One consensus is not surprising — that Asians continue to gain on the rest of the world. A report released in May by the Boston Consulting Group said that the United States still led the world in the number of families worth more than $100 million, 2,692. But it said that China experienced the fastest growth rate, with a one-year jump of 30 percent, to 393 families.

The Merrill report noted that the number of high-net-worth people in Asia, 3.3 million, surpassed the number in Europe, 3.1 million, for the first time. China ranks fourth behind the United States, Japan and Germany for the number of high-net-worth citizens.

PricewaterhouseCoopers’s Global Private Banking and Wealth Management Survey of people who work at wealth management firms, which came out this week as well, predicted that fees from managing money in Asia would grow by about 18 percent in 2011, as against a growth rate of 6 percent in the Americas.

While most reports are pointing to the growing wealth in China, an analysis from Deloitte noted that South Korea was set to join the top 10 list of countries with the most wealthy people by 2020.

ADVICE FOR EVERYONE ELSE These reports also offered some practical insight for those who are not super-rich.

For one thing, the wealthiest people around the world put more money into equities last year and plan to continue to do so. The World Wealth Report said the wealthy increased their percentage in equities in 2010 to 33 percent, from 29 percent, and the report expected them to increase that to 38 percent by 2012.

The Boston Consulting Group report said people in North America had the highest percentage of their wealth in equities, with 44 percent, up from 41 percent in 2009.

Regardless of what they were investing in, the wealthiest indicated that they were spreading their investments around the world to reduce the risk from political, economic and financial uncertainty. The Institute for Private Investors’ Family Performance Tracking survey, which looks at how its members invest, said the wealthiest people had at least a third of their portfolios outside their home countries. One in five had 50 percent of their money invested internationally.

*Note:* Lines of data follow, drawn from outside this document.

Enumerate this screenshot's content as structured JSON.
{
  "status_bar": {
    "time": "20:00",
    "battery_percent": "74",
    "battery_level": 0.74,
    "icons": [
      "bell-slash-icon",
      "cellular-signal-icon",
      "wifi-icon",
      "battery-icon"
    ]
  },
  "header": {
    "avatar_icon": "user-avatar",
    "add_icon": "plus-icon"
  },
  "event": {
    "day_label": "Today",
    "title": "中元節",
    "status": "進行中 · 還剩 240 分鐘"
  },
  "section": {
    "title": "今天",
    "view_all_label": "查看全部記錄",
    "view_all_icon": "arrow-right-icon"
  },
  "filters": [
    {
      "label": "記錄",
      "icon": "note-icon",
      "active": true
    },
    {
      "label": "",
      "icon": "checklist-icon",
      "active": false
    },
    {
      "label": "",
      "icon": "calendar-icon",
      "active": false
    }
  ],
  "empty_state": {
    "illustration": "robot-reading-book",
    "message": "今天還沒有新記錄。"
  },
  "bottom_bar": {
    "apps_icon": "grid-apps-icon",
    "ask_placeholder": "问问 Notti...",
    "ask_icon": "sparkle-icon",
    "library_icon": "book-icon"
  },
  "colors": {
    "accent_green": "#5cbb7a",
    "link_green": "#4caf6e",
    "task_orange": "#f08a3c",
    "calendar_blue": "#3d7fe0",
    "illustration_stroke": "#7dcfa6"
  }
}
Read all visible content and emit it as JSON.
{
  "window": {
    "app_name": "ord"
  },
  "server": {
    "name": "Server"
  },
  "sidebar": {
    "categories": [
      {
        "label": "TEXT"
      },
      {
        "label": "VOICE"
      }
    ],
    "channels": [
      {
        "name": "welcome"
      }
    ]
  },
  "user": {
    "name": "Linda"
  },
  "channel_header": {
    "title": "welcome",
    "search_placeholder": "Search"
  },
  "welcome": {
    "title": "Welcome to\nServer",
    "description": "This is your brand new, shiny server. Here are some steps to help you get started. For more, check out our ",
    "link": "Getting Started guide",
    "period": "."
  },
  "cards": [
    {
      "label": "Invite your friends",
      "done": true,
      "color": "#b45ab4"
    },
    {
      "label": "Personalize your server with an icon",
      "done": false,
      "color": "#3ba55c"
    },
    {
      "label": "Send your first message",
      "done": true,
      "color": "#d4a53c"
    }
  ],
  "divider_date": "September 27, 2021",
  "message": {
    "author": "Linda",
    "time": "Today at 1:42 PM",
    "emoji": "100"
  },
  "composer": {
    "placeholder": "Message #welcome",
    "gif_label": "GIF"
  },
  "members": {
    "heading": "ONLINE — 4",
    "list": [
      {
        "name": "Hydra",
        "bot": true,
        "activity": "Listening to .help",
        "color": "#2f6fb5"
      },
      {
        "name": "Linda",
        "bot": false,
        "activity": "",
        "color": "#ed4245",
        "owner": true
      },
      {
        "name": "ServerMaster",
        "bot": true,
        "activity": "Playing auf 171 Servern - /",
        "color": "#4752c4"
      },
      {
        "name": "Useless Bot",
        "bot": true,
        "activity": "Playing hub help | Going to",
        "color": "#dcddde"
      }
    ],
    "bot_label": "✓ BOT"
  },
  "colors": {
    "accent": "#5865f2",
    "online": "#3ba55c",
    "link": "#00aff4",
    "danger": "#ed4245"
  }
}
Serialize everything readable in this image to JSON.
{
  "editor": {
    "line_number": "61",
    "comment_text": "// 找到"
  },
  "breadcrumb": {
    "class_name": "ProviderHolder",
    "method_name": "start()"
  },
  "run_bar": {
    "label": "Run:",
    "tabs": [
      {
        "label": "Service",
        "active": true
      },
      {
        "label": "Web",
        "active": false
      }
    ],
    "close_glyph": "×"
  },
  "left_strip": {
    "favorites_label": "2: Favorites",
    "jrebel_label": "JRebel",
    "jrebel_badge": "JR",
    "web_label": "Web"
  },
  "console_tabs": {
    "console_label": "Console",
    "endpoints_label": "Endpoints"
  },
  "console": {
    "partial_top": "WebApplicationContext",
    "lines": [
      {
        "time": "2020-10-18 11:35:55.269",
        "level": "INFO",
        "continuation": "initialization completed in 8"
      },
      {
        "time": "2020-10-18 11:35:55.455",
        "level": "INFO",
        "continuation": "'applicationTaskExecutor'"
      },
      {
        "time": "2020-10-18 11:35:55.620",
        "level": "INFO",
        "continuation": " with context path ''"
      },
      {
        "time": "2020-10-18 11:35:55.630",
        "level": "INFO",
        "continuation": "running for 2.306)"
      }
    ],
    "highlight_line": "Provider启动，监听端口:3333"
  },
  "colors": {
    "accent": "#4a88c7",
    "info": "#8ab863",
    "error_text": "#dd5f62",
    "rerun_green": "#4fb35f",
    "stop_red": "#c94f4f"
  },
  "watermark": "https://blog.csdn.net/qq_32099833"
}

The wealthy in Latin America had the least amount of their money tied up in their own region, according to the World Wealth Report. Those in North America had the most.

But identifying that safe place is more difficult. The rich generally agreed that they were concerned about the American economy and the potential for political and economic unrest elsewhere.

A study due for release next month from Zogby and Insite Security of people with more than $3 million found that most had a negative view of the global economy and many were worried that the United States would not be able to improve its fiscal situation anytime soon.